A reader is a bit confused about lead and targets and needs enlightening. Adam Calvert advises …

Getting lead right in shooting
Woodland drives often call for instinctive shooting, so it can therefore be difficult to measure lead accurately

Q: I want to try and understand more about lead. Some people say give the target 5ft while others say a couple of inches. Can you help me see the light? 

A: The differing amounts of lead that people see on targets can be one of the most talked about subjects in the shooting community. The first thing to understand is that we all see lead differently, and if you try to use someone else’s picture it can create lots of problems or, more importantly, lots of misses. I tend to think that lead pictures fall into three basic theories…

  1. The ‘no lead’ theory. Many people say they are not aware of giving lead and as a result never see lead. I tend to find these people increase or decrease their lead by swinging the gun faster or slower, in some cases there is almost a flick just before squeezing the trigger. The actual lead they perceive therefore isn’t any different and people using this method would therefore argue they don’t give lead. This is very much a subconscious movement and as a result is totally unmeasured and therefore difficult for the shooter to quantify. It relies on the natural ability of the shooter squeezing the trigger at the appropriate time.
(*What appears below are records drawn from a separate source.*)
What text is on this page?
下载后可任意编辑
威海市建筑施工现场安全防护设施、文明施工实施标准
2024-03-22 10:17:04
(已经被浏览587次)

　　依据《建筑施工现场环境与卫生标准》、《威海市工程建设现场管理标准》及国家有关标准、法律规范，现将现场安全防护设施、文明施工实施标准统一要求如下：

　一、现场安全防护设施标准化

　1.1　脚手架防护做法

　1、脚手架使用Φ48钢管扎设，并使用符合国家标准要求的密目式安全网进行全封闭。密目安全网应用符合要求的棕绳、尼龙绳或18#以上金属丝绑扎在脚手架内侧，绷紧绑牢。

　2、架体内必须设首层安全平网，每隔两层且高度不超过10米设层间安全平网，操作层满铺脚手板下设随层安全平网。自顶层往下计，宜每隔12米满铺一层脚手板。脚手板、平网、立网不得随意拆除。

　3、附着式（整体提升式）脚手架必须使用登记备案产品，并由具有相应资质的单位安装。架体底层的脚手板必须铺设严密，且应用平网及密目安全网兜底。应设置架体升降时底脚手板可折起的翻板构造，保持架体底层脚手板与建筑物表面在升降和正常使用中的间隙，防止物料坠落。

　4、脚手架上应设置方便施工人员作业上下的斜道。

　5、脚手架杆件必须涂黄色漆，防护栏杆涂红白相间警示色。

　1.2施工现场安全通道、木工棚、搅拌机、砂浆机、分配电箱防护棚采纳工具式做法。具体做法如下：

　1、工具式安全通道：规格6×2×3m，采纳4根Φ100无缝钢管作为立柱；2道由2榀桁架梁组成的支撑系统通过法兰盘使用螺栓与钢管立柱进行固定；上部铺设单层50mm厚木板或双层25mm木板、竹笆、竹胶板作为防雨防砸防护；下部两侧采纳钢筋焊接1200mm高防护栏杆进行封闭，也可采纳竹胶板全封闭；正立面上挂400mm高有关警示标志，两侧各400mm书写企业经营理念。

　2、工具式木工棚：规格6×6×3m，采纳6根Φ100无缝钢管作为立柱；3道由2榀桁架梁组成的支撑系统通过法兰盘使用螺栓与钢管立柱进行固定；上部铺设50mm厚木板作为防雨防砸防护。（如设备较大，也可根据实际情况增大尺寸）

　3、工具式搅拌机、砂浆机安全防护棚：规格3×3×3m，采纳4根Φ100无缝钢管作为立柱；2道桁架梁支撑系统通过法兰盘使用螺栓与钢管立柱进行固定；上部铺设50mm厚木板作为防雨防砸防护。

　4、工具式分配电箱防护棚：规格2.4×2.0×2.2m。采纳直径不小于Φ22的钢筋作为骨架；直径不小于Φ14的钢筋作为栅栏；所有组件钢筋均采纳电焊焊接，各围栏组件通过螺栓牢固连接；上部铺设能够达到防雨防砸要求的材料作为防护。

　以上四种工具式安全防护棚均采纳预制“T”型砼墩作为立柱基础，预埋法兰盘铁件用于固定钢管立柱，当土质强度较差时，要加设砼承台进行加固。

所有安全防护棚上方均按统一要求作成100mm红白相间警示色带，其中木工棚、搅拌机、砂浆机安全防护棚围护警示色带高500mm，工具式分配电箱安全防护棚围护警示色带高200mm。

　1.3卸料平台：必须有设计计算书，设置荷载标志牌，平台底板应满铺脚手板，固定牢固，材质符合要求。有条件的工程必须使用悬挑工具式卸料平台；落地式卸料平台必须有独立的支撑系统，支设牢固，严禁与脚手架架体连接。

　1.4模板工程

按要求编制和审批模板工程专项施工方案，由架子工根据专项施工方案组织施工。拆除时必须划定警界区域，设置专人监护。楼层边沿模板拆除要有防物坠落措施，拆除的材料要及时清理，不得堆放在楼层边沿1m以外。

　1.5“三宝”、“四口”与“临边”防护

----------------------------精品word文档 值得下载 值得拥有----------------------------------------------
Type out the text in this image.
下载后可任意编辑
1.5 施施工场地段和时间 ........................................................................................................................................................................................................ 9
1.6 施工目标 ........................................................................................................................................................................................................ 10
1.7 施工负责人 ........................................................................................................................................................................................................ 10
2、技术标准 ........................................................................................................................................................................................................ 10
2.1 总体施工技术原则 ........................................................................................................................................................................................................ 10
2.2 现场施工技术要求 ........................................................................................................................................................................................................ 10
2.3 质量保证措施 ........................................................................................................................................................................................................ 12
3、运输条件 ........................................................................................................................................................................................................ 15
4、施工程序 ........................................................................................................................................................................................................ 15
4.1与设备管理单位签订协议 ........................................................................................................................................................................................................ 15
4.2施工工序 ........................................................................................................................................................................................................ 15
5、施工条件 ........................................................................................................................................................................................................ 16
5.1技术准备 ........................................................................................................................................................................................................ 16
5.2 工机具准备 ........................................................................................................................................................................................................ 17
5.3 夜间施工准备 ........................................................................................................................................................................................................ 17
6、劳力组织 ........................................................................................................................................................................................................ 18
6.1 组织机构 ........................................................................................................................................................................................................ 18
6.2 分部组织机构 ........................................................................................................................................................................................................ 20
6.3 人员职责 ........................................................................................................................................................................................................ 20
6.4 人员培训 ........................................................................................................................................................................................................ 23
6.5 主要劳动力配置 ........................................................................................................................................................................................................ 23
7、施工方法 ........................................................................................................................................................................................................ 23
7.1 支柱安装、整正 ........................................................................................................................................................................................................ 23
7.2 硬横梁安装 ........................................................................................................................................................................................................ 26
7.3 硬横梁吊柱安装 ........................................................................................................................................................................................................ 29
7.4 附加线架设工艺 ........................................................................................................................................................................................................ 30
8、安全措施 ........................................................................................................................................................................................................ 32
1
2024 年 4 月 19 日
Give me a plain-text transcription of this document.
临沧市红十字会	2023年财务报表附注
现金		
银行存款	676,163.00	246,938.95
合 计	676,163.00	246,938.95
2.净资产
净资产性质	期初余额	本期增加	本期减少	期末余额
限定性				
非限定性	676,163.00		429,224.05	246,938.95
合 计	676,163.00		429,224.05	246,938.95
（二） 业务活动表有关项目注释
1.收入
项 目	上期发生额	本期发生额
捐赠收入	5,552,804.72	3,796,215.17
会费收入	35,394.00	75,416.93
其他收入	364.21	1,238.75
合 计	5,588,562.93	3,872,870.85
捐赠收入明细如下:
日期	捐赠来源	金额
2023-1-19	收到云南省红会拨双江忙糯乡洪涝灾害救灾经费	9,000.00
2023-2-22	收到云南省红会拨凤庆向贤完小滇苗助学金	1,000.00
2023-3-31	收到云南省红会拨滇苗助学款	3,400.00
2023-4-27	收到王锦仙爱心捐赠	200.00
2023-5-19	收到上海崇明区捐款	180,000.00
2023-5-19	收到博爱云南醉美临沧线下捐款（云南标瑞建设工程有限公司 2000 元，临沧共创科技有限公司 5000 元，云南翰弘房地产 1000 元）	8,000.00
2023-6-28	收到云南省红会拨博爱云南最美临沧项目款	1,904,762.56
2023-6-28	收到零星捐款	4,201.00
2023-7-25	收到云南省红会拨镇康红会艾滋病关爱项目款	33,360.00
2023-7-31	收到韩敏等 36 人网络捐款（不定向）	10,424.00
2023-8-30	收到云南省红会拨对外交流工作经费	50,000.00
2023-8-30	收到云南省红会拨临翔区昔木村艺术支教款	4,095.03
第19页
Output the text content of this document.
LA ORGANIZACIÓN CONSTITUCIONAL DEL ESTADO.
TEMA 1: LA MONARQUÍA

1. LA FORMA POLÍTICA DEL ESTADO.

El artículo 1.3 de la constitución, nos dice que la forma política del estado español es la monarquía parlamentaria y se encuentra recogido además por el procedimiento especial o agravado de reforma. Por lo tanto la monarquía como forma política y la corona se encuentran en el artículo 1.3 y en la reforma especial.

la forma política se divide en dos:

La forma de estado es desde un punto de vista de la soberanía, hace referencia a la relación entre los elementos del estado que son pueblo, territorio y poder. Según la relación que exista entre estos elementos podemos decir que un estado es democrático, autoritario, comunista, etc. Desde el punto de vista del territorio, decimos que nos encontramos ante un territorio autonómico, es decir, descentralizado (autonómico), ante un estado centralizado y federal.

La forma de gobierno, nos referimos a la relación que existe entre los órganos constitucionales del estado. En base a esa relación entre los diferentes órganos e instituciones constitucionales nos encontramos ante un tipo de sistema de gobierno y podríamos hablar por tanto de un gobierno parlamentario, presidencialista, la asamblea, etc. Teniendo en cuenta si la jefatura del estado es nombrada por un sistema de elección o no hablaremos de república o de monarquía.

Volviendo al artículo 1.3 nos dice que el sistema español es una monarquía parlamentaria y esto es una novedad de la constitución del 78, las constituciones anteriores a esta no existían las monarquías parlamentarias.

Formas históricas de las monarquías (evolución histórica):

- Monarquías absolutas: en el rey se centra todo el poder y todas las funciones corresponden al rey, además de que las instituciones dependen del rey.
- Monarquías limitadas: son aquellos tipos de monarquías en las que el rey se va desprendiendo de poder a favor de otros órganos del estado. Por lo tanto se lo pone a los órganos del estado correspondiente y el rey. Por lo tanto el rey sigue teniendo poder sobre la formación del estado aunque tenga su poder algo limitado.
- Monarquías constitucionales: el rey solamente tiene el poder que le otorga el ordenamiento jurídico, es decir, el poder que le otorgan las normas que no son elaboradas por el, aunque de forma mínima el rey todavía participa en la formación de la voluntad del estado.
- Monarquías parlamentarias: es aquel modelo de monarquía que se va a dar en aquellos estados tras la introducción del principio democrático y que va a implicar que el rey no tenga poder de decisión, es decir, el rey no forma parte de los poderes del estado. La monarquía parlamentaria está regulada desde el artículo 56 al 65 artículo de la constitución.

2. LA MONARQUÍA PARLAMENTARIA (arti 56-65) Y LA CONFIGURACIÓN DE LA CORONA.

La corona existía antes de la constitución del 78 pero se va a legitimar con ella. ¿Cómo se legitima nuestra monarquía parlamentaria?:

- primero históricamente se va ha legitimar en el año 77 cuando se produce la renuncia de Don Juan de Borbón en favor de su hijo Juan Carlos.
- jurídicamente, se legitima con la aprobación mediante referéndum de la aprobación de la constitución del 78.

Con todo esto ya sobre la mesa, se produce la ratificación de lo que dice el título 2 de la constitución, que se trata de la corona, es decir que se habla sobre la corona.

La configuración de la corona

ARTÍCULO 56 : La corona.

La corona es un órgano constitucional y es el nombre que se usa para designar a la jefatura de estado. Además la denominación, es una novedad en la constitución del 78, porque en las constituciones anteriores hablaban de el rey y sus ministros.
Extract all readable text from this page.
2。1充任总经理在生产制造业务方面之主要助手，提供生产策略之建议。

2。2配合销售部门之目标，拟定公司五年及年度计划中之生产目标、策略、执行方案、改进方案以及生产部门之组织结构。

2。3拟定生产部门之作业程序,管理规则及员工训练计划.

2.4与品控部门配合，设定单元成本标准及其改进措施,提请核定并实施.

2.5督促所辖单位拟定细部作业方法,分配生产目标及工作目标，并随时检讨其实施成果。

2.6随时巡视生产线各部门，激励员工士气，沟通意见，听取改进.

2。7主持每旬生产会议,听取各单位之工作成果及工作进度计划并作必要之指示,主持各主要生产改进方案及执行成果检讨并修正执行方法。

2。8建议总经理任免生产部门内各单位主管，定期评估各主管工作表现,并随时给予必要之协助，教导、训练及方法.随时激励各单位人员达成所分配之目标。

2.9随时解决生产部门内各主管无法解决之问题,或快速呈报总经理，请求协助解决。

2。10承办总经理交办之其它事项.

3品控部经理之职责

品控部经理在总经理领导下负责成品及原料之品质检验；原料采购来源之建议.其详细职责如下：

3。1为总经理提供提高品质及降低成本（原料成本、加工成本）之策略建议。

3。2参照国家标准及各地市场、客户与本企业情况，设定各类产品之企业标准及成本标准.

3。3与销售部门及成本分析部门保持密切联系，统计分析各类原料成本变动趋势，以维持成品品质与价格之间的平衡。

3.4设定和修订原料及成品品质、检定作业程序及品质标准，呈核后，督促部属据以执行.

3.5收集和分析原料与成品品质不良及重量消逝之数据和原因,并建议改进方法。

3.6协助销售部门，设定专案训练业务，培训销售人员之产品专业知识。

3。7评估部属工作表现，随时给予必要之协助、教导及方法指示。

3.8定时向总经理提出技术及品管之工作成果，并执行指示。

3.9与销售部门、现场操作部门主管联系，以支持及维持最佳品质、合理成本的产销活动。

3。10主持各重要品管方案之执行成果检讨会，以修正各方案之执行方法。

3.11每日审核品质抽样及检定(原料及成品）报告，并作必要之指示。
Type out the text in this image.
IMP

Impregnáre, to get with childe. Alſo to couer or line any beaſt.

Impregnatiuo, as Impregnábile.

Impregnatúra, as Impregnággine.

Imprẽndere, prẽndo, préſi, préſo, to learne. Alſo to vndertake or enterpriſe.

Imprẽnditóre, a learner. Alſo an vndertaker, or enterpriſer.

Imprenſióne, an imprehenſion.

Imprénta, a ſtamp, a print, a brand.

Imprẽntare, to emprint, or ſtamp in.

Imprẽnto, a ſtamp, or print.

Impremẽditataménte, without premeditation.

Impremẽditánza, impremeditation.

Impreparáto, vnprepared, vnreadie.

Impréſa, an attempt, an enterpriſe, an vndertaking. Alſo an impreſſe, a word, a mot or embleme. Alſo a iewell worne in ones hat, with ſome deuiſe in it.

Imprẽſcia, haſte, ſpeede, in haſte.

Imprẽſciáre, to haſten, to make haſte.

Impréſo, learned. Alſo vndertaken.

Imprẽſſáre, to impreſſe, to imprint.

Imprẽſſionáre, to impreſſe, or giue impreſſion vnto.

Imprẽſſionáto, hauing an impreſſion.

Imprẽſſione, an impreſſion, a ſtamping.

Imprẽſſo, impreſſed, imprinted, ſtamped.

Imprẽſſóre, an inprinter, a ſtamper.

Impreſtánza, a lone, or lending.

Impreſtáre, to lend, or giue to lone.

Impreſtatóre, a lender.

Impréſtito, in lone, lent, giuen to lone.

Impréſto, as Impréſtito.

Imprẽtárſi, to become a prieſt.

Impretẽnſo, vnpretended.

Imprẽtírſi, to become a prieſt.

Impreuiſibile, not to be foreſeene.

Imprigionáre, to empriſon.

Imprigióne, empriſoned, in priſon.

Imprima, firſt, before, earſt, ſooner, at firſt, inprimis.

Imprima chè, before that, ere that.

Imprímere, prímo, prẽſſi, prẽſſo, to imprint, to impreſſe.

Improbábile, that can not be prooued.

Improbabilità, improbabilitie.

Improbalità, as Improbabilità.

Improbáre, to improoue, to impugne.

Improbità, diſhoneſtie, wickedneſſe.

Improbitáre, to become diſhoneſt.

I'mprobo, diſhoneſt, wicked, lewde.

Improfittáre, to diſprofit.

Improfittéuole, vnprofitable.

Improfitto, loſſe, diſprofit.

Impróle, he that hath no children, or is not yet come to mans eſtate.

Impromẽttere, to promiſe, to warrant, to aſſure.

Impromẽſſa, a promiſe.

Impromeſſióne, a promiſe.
  2. Lead at the bird. This is lead that is actually seen by the shooter at the bird which is usually talked about in feet, yards or sometimes metres, for example: “I have given that target three feet”, and the shooter genuinely believes this is the distance in front of the target they have fired.
  3. Lead at the gun. This is lead that is seen at the gun end, i.e. I move the gun a centimetre and that is my lead. This can be talked about in centimetres, inches or, I find, is often best described by a gap between people’s thumb and finger! The advantages of using method No.1 is it creates a very natural swing and the people who use this system rarely stop the gun or check their swing. We have all experienced this method whilst shooting in tight woodland rides where there simply isn’t time to measure. The disadvantages are it is often difficult to shoot higher or more distant birds using this method due to it being difficult to give large amounts lead. The advantages of method No.2 and No.3 are they allow good subconscious lead pictures to be created that the shooter can use to get the right lead in all circumstances, whether the targets be near or far. It also results in consistent shooting once a clear lead picture has been established. The disadvantages of both method No.2 and No.3 are it can create measured shooting usually resulting in the shooter checking their swing and glancing back to the end of the muzzle. It can also be difficult to measure clear pictures in fast, reactive situations, i.e. a woodland ride. For the best results, in my opinion, you need to be able to use a combination of method No.1 along with either No.2 or No.3.